The Cowboys' defense gets a slight edge if for no other reason than DeMarcus Ware is probably one of the five best defensive players in the game. Austin is the best receiver but Santana Moss and Joey Galloway know how to handle themselves. The Cowboys line is slightly better when healthy, but it hasn't been in a couple of years. (Backup or new linemen committed a number of penalties and mistakes that cost the Cowboys dearly last night, particularly in the fourth quarter.)
And the Redskins would seem to have a huge advantage along the sideline. I mean seriously, with your life on the line would you want to go to battle for Wade Phillips or Mike Shanahan?
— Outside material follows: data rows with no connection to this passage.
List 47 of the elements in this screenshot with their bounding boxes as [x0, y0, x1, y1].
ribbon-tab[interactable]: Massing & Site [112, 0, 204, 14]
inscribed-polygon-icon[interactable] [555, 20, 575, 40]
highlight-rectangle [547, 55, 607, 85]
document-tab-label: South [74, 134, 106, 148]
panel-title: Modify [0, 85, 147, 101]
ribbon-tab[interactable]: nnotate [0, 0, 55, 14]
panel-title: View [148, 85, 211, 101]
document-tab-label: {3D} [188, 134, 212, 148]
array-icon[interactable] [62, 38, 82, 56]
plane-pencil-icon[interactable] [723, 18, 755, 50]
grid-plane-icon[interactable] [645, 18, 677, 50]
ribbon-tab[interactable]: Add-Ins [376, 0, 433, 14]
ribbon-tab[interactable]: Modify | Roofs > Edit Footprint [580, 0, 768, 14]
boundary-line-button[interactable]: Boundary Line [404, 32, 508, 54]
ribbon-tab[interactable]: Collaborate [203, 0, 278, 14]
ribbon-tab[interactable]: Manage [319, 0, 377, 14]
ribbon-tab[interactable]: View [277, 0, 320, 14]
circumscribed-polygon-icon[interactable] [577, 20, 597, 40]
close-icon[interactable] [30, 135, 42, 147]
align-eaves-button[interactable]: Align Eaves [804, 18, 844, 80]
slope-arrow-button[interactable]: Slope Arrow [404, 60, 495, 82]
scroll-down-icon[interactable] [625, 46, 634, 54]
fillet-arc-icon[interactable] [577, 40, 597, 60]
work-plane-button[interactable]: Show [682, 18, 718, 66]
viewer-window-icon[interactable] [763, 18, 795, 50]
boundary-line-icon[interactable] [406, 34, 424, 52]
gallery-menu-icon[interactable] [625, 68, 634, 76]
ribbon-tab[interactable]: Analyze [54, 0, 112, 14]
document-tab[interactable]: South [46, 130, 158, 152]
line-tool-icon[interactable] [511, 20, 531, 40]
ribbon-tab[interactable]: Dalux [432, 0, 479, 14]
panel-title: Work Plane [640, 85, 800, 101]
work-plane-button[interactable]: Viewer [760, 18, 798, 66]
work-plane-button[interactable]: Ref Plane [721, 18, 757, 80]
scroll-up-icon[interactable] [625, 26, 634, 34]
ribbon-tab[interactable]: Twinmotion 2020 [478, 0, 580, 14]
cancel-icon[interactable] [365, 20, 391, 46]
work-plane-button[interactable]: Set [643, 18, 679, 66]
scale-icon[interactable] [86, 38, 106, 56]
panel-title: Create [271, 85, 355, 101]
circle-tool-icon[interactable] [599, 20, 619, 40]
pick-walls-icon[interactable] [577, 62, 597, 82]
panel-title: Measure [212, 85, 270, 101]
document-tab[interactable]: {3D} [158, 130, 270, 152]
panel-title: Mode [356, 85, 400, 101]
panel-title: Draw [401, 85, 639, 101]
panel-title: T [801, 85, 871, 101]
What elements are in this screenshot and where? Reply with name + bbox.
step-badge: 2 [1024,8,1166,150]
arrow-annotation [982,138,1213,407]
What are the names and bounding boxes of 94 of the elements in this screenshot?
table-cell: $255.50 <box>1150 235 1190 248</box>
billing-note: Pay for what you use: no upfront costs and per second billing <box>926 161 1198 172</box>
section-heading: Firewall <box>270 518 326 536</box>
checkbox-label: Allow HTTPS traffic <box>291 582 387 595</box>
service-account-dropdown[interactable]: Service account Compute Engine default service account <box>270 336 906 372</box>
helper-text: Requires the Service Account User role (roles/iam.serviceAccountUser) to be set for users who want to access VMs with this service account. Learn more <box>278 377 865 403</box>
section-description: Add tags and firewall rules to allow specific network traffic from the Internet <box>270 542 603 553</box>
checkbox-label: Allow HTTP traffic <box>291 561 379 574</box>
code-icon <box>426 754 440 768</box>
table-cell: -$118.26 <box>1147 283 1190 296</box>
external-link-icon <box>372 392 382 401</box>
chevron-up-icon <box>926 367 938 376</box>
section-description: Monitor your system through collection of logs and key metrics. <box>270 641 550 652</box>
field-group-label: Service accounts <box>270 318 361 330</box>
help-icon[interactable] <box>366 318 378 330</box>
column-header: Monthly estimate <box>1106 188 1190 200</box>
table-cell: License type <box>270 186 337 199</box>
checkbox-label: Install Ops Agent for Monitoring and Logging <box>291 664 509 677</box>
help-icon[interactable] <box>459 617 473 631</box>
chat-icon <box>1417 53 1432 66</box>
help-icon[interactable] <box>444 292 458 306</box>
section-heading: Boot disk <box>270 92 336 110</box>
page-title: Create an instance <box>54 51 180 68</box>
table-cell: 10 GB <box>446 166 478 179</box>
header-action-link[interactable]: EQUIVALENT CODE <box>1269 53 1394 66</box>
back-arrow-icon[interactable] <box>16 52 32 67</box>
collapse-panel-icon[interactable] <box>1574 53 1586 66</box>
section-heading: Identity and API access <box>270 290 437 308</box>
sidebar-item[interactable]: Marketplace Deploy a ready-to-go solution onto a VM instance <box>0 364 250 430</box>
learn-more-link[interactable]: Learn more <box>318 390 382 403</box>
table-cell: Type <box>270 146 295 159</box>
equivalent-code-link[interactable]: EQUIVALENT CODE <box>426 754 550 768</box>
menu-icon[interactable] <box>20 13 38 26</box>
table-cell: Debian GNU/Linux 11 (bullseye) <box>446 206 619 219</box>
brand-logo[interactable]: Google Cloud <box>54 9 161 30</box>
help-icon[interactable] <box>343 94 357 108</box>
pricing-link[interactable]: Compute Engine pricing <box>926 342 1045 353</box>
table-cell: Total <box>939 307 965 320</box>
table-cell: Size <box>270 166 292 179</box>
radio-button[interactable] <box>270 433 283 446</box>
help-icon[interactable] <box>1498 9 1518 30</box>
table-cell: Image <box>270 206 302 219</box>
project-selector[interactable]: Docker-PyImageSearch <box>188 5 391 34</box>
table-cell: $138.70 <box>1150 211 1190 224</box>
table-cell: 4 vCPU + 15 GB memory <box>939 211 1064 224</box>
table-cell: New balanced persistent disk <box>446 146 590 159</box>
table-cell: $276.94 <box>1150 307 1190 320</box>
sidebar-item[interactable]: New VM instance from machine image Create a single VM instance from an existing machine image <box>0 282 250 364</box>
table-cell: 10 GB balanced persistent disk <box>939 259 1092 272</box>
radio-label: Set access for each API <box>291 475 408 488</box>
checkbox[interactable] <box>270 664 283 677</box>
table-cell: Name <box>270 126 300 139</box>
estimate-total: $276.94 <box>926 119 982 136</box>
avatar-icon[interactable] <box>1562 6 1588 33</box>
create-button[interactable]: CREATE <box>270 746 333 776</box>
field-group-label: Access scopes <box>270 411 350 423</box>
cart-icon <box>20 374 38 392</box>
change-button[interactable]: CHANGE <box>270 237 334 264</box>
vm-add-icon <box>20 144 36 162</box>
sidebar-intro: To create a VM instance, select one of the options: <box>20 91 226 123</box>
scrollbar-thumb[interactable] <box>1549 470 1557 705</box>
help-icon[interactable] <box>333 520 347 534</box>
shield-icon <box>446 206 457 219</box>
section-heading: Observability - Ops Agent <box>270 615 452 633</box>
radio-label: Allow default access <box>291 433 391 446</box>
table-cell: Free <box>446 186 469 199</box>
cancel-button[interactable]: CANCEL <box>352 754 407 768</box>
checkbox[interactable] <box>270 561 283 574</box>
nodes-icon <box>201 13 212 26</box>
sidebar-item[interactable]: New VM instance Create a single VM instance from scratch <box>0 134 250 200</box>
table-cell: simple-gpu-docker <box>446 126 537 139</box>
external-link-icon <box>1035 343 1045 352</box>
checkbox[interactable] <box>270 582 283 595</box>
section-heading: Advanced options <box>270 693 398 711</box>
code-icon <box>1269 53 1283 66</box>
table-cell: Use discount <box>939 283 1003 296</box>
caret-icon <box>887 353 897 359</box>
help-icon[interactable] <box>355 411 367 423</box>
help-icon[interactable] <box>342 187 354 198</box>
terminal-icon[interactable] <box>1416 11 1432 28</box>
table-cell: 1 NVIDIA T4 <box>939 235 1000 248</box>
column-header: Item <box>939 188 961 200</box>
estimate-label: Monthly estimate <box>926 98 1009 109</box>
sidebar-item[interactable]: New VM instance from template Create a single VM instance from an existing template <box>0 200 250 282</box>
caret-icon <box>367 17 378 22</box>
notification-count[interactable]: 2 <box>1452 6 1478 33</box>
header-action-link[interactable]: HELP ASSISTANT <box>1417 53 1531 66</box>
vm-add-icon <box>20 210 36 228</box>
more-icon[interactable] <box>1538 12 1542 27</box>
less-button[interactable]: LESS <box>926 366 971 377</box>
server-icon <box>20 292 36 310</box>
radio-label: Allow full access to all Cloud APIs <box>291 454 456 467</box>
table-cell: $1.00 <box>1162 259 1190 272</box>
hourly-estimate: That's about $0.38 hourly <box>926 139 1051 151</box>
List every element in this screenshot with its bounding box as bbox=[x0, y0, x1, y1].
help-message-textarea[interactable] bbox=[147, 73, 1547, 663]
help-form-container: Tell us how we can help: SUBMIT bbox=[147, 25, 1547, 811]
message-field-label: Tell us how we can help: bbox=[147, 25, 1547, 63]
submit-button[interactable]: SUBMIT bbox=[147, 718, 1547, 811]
Okay, even if the Cowboys rate a little bit better than the Redskins, it's probably negligible, no reason to throw in the towel now, especially when you see the Cowboys, game after game over a period of years, do the dumb stuff these Cowboys do. If the end-of-half play wasn't enough, how about the sideline calling time out as Marion Barber rollicked downfield after taking a pitchout that could have resulted in a touchdown?
"At the end of the day, you have to find a way to win," Shanahan said, refusing to sugar coat what had happened.
It sure as hell beats trying to figure out what happened after a big passing day or Clinton Portis running for 150 yards in a loss. "Figuring out a way to win" isn't something the Redskins have majored in over the last dozen years; it's something they haven't embraced or even understood. If that's all the Redskins learned in Week 1 of the 2010 season, and Week 1 of the Shanahan-McNabb tenure here, then it almost certainly will be the kind of discovery the team ought to find satisfying.